The idea that any of the Southern states resorted to secession because of the loss of the power and patronage of the government is not founded on fact, as neither had ever been used for their special benefit even when in the hands of Southern men, but it was the Northern states whose trade and factories had grown up under the fostering care of the government throughout its whole history, while the schools of the Northwest had been richly endowed from the public lands and the gigantic system of railroads in the same quarter had been built up mainly from grants of this common property.
It has been further alleged that it was the slave power which attempted to break up the government, because of its defeat, and that that power had hitherto controlled the government in its interest. In the first place, it is as well to state that as far as the executive branch of the government was concerned, there had been nothing of which to complain on the part of the Southern people. The great difficulty had been with the legislative department, which always manifested a disposition, more or less, to be aggressive on the subject of slavery, and the Southern people looked to the executive to interpose its conservative influence. The preponderance of Northern men in Congress, already increased by the admission of Oregon and Minnesota, and soon further to be increased by the admission of Kansas, had become so great, that the only hope of the South was in the executive, and when that branch of the government was also sectionalized, there was no safety for the weaker section. The people of the South had never asked the government to protect slavery; they had merely asked that it should be let alone, and left where the Constitution left it.
In entering the Union, they had stipulated for a government for certain general purposes, and not one to regulate their domestic affairs; and they claimed that the government should be confined to the purposes for which it was instituted. That government had in no way acted so as to strengthen slavery, and it had not been able to comply with the express stipulation for the return of fugitive slaves. Slavery had been excluded from an immense territory by the action of the government, but it had not been carried to one foot of territory by that action.

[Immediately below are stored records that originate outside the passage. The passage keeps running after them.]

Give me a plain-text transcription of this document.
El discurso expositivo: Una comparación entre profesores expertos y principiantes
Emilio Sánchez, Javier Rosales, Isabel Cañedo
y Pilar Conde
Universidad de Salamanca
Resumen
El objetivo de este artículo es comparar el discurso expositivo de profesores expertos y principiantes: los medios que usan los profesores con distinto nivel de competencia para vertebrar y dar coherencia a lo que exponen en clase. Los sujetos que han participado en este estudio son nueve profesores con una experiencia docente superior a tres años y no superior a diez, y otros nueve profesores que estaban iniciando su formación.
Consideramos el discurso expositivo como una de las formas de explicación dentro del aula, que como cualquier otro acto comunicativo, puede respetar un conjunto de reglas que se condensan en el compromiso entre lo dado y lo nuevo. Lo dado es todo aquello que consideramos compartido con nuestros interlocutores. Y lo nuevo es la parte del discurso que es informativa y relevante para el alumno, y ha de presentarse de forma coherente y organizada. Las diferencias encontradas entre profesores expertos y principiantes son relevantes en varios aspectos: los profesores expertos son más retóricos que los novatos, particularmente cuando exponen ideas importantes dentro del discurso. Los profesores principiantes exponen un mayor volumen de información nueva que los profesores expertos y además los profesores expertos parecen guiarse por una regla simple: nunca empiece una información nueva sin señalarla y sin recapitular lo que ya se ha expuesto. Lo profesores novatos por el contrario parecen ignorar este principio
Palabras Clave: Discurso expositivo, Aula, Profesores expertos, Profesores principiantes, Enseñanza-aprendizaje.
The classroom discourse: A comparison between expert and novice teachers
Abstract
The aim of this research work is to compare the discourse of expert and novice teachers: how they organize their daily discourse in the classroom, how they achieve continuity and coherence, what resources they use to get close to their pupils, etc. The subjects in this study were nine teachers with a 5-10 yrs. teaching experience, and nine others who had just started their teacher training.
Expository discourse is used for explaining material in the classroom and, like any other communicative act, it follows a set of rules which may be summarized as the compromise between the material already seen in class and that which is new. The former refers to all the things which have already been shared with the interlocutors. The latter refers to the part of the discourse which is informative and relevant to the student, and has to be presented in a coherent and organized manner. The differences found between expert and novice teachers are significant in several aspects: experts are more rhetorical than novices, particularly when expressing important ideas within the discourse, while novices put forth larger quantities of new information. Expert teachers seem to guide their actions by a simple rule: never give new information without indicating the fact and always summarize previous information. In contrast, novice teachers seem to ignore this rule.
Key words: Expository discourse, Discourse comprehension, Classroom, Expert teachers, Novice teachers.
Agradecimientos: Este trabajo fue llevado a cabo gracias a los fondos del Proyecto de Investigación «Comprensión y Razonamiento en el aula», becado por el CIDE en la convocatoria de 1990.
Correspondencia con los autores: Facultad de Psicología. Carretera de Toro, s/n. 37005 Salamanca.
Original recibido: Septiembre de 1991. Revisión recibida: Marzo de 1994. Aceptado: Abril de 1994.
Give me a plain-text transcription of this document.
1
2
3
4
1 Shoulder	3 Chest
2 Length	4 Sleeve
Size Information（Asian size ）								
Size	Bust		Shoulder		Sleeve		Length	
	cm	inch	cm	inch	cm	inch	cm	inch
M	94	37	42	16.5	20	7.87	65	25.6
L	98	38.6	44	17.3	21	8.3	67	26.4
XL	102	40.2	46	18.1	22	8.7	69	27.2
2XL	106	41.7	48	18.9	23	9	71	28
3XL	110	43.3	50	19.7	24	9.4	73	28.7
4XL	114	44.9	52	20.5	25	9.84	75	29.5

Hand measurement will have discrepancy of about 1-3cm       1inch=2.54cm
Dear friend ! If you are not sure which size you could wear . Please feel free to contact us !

All of the new states east of the Mississippi, except Florida, had been formed out of territory originally belonging to the slave states, and they had been admitted into the Union under that provision of the Constitution which declared that such states should be admitted upon the same footing in every respect with the original states and to add to this obligation not to interfere with their domestic institutions, the states ceding the territory had expressly stipulated that there should be no interference with slavery.
Louisiana came in by treaty as slave territory, and with a stipulation for the protection of the people in their property. Out of that territory, three slave states had been formed, and they were the last there was any prospect of forming; while the free states of Iowa, Oregon and Minnesota had already been admitted from the same territory with the prospect of the speedy admission of Kansas and Nebraska and the not remote prospect of an indefinite number of other free states from the same territory. Texas had come in as a state from the condition of an independent republic and the measures leading to her admission had resulted in the acquisition and admission of California as a free state with a prospect of more free states from the territory acquired. So that in every case of the introduction of new slave territory into the Union, there had been largely more than equivalent in territory for the formation of free states except in the case of the slave territory of Florida; and when that was acquired the vastly larger and more important slave territory of Texas had been surrendered. It is not a fact, then, in any sense of the term, that the government had been used for the protection and growth of the slave power. That power, if it might be called such, was relatively stronger the day the Constitution was formed than it was ever afterwards.
[CHAPTER VII]
Injurious Effect of Misinformation
In connection with this claim of the slave power were the most shocking misrepresentations of the condition of the slaves themselves and of the social relations of the Southern people, in order to array the prejudices of the world against their cause. This course of misrepresentation had long been pursued before the war, and was not confined to American writers, but many works appeared from the British press containing libels upon the society of the Southern states and false views of slavery as established there. Such works in both countries were evidently written by persons with prejudiced minds or who knew little practically of slavery as it existed in the South. Such was the intolerance of the public sentiment which had been fostered in both countries upon the subject, that no candid and impartial account of the workings of domestic slavery as it existed in the Southern states would be received with the slightest favor, whilst the exaggerated accounts of cruelty practiced by the slave-owners, and consequent sufferings of the slaves were eagerly accepted as the truth.
A very striking evidence of this prejudice was furnished by the reception given to the works of two female writers not many years since. The one, Miss Harriett Beecher, later Mrs. Stowe, wrote a work of fiction called "Uncle Tom's Cabin," containing misrepresentations of slavery and slanders upon Southern society. Drawing upon a fertile imagination and pandering to the prejudices of the uninformed, she published the book, which had a great run in Europe as well as America, and was translated into almost all of the continental languages. The incidents contained in the book were either erroneous in point of fact or greatly exaggerated, but the book itself was still more untrue as a picture of Southern society and slavery, and would have been a misrepresentation if every fact contained in it had been true in isolated cases. But the book was received as a true and faithful picture of society and slavery in the South, not merely by the agitators of abolition, but by that very considerable class of persons in the world who allow others to do their thinking, and when the authoress visited Great Britain, she was treated with great attention and extensively feted by the nobility, gentry and others. The view of Southern slavery which she drew is perhaps accepted by nine-tenths of the otherwise well informed persons in Europe.